Dezenas de organizações e movimentos sociais, entre elas a CPT, assinam Carta enviada a Michelle Bachelet, Alta Comissária das Nações Unidas para os Direitos Humanos, sobre ameaças deferidas pelo Ministro da Defesa do Brasil ao processo eleitoral de 2022.
O documento destaca que “O Brasil implementou há décadas um sistema seguro de votação por urna eletrônica, o qual tem sido regularmente testado por instituições independentes e experts em segurança cibernética. Ademais, o sistema é auditável e as apurações são vistoriadas pela sociedade civil, inclusive por membros dos próprios partidos. O processo eleitoral brasileiro é acompanhado de perto por várias entidades internacionais que não detectaram problemas com as eleições pós ditadura, tampouco no sistema das urnas eletrônicas”.

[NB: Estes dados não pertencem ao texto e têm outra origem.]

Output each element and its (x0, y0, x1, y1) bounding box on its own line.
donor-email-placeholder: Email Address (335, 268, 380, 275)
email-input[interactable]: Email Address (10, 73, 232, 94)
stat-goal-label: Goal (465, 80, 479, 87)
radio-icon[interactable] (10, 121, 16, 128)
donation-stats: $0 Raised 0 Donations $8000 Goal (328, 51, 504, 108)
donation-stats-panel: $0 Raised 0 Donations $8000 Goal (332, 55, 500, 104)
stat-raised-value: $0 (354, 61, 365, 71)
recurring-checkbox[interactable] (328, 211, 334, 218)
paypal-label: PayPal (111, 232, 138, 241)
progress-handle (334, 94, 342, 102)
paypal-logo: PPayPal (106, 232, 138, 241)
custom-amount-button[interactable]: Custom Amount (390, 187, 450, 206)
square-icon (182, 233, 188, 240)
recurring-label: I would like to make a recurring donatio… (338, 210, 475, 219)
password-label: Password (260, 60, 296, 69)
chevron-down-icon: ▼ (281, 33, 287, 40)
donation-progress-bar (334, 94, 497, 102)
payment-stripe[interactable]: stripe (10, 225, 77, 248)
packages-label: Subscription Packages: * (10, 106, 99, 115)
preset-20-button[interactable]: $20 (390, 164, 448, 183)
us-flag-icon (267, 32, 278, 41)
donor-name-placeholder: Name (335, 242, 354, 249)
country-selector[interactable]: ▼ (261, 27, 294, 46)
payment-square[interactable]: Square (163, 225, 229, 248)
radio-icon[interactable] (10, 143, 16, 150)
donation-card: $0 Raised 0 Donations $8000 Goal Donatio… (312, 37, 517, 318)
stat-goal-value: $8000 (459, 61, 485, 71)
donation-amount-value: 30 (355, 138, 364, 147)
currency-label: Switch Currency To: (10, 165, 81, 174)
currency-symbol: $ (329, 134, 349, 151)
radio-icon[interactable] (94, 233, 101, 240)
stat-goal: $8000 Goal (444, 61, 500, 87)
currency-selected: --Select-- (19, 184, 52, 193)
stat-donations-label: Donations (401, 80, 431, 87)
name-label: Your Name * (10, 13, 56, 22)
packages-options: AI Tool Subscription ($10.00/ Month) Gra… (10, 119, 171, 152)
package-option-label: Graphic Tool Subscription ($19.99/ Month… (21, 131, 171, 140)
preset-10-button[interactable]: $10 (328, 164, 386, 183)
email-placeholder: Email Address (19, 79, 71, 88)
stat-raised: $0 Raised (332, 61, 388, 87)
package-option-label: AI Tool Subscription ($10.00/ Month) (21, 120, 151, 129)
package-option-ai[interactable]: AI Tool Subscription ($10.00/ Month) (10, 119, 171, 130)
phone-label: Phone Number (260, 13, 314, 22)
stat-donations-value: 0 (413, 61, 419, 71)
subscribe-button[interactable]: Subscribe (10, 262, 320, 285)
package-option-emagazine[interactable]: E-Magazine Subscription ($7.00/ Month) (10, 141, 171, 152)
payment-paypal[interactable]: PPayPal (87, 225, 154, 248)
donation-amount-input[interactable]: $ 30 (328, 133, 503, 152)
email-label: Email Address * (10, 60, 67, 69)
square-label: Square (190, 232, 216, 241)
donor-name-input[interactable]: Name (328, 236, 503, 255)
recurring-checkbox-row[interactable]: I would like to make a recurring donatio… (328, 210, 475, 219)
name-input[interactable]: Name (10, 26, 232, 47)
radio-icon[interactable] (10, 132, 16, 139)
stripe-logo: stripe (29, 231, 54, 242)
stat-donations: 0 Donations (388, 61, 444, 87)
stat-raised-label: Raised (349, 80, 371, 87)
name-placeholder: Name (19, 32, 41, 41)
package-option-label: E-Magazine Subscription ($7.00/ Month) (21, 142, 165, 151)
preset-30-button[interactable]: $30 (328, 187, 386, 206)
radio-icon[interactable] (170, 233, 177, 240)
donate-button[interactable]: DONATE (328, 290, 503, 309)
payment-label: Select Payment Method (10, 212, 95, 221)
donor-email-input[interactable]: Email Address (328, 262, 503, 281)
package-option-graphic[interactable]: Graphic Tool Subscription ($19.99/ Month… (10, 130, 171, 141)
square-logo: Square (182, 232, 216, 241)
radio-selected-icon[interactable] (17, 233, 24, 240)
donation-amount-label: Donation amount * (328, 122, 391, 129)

As organizações que assinam a Carta pedem à Alta Comissária atenção a esse tema, que coloca em risco a democracia no Brasil. Confira na íntegra:
Brasil, 26 de julho de 2021.
Sua Excelência
Michelle Bachelet
Alta Comissária das Nações Unidas para os Direitos Humanos
Senhora Alta Comissária,
As entidades que assinam esta carta veem com extrema preocupação a declaração ameaçadora do Ministro da Defesa do Brasil ao processo eleitoral de 2022. Segundo noticiado hoje pelo jornal O Estado de São Paulo, no dia 22 de julho de 2021, o Ministro da Defesa, Walter Braga Netto, no dia 8 de julho último, acompanhado dos chefes da Marinha, Exército e Aeronáutica, pediu para comunicar que, “a quem interessar, diga que, se não tiver eleição auditável, não terá eleição’.1 Segundo apurou o periódico, em conversa com um grupo restrito da política e do Poder Judiciário, a declaração foi dada em tom sério, o que criou um clima tenso entre os interlocutores, um deles dizendo : “[a] conversa que eu soube é que o ministro da Defesa disse a um dirigente de partido. Teve um momento de muita tensão. Não foi brincadeira, não.”2
O Brasil implementou há décadas um sistema seguro de votação por urna eletrônica, o qual tem sido regularmente testado por instituições independentes e experts em segurança cibernética. Ademais, o sistema é auditável e as apurações são vistoriadas pela sociedade civil, inclusive por membros dos próprios partidos. O processo eleitoral brasileiro é acompanhado de perto por várias entidades internacionais que não detectaram problemas com as eleições pós ditadura, tampouco no sistema das urnas eletrônicas. As eleições no Brasil estão a cargo do Poder Judiciário, tendo sido criada uma justiça eleitoral especializada e com presença em todos os Estados da Federação. A Justiça Eleitoral vem cumprindo seu papel institucional, de acordo com a Constituição. Desde que tomou posse, o Presidente Jair Bolsonaro tem atacado sistematicamente o atual sistema eletrônico, sem, contudo, apresentar provas minimamente plausíveis. Em seu ataque sistemático, o Presidente com frequência ameaça o Tribunal Superior Eleitoral e o processo eleitoral do Brasil. Em uma de suas ameaças, durante uma transmissão através de mídia social, dia 6 de maio, enfatizou:
“Ninguém aceita mais esse voto que está aí. A única republiqueta do mundo que aceita o voto
é a nossa, que aceita esse voto eletrônico. Isso tem que ser mudado. Se o Parlamento, sendo
3/5 da Câmara e do Senado, aprovar e promulgar, vai ter voto impresso em 2022 e ponto final.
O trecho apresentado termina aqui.